Angetrieben wird das Ganze von einem grandiosen Robert Pattinson, dessen Figur Mickey weniger mit der eigenen Sterblichkeit als mit ihrer Austauschbarkeit konfrontiert wird. Ein anregender Gedanke: Was passiert, wenn ein Mensch immer wieder stirbt und dennoch weiterlebt? Wie viel von ihm bleibt in der Kopie der Kopie der Kopie erhalten – und was verändert sich mit jeder neuen Version?

«Mickey 17» stellt diese Fragen klug und mit feinem Witz, bevor er sich in der zweiten Hälfte etwas zu stark in schrillem Klamauk verliert.

Darum geht’s in «Mickey 17»

Doch was passiert, wenn versehentlich plötzlich zwei Versionen von Mickey existieren? Einer zu viel, finden die Kolonialisten. Und vor allem einer zu viel für Kenneth Marshall (Mark Ruffalo), den charismatischen, aber undurchsichtigen Anführer der Kolonie, der lieber den Status quo bewahren will. Unterstützt von seiner Frau Ylfa (Toni Collette), versucht er sicherzustellen, dass Mickey seine Rolle als funktionierendes Zahnrad im System nicht hinterfragt.

Nur hat Mickey keine Lust mehr, sich einfach ins nächste Druckerfach schieben zu lassen.

Wenn Science-Fiction noch Fragen stellt

In der Science Fiction gibt es Filme, die in erster Linie Schauwerte liefern. Grosse Raumschiffe, fremde Planeten, Actionsequenzen, die sich gegenseitig überbieten. Und dann gibt es Filme wie «Mickey 17», die genau das tun, was das Genre in seinen besten Momenten auszeichnet: Fragen stellen.

Die erste Hälfte des Films ist ein Paradebeispiel dafür. Sie wirft uns Zuschauende mitten in eine Welt, in der das Klonen nicht nur eine technologische Errungenschaft und ökonomische Notwendigkeit ist, sondern auch eine ethische Kontroverse und psychische Tortur. Denn es ist ja nicht so, als ob man nie stirbt. Im Gegenteil: Wer verzweifelt genug ist, stirbt immer wieder – und lebt trotzdem ewig.

Versuch mal, deinen Verstand um diesen Gedankengang zu wickeln.

Dieses Kunststück gelingt «Mickey 17», weil der Film diesen Konflikt nicht mit erhobenem Zeigefinger aufdrängt, sondern ihn beiläufig in den Alltag von Mickey einfliessen lässt. Wie andere zur Arbeit gehen, geht er eben sterben. Wie andere einen Kaffee holen, holt er sich einen neuen Körper. Oder besser gesagt: Er wird ihm ausgedruckt.

Mickey wird ausgedruckt.

Solche Details machen die erste Hälfte von «Mickey 17» so faszinierend wie surreal. Das liebe ich. Denn der Film ist clever geschrieben, pointiert und voller Momente, die das Thema mit trockenem Witz und absurden Szenen unterstreichen.

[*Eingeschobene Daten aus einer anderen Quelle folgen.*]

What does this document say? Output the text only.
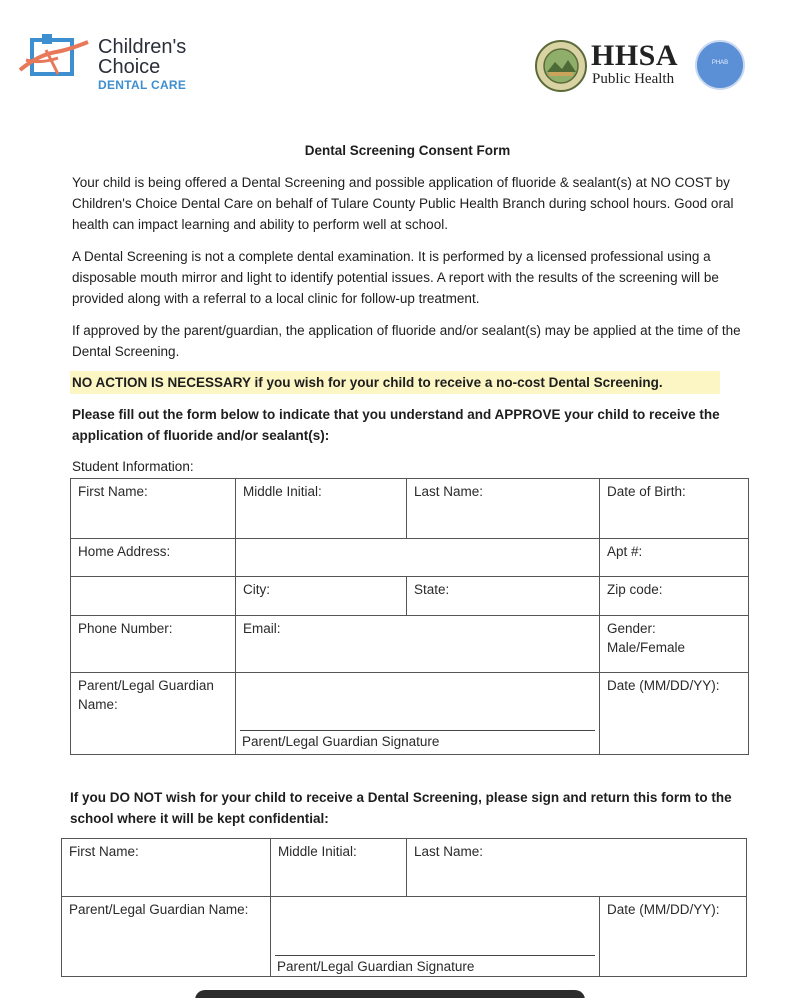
Children's
Choice
DENTAL CARE
HHSA
Public Health
PHAB
Dental Screening Consent Form
Your child is being offered a Dental Screening and possible application of fluoride & sealant(s) at NO COST by Children's Choice Dental Care on behalf of Tulare County Public Health Branch during school hours. Good oral health can impact learning and ability to perform well at school.
A Dental Screening is not a complete dental examination. It is performed by a licensed professional using a disposable mouth mirror and light to identify potential issues. A report with the results of the screening will be provided along with a referral to a local clinic for follow-up treatment.
If approved by the parent/guardian, the application of fluoride and/or sealant(s) may be applied at the time of the Dental Screening.
NO ACTION IS NECESSARY if you wish for your child to receive a no-cost Dental Screening.
Please fill out the form below to indicate that you understand and APPROVE your child to receive the application of fluoride and/or sealant(s):
Student Information:
First Name:	Middle Initial:	Last Name:	Date of Birth:
Home Address:			Apt #:
	City:	State:	Zip code:
Phone Number:	Email:		Gender:
Male/Female

Parent/Legal Guardian Name:	Parent/Legal Guardian Signature		Date (MM/DD/YY):
If you DO NOT wish for your child to receive a Dental Screening, please sign and return this form to the school where it will be kept confidential:
First Name:	Middle Initial:	Last Name:	
Parent/Legal Guardian Name:	Parent/Legal Guardian Signature		Date (MM/DD/YY):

Bestes Beispiel? Eine Szene ganz am Anfang des Films, in der Mickey in einen Eisspalt stürzt, gute zehn Meter tief, sich und seinen zerschmetterten Körper mühsam aufzurappeln versucht und dann feststellt, dass er wohl doch nicht erfrieren, sondern gefressen werden wird – von einer gigantischen, schabenartigen Schnecke. Während das Vieh sich langsam auf ihn zubewegt, seufzt Mickey nur:

«Ich schätze, von einem riesigen Monster gefressen zu werden, ist immer noch besser, als stundenlang zu Tode zu erfrieren.»

Er hält kurz inne. Dann verzieht er das Gesicht, schliesst die Augen und lässt das Unvermeidliche passieren.

«Oder auch nicht.»

Wenn Science-Fiction ins Straucheln gerät

Es ist genau dieser trockene Humor, diese dezente Resignation, die Mickey so liebenswert macht. Und genau diese Subtilität, die der Film in seiner zweiten Hälfte leider verliert.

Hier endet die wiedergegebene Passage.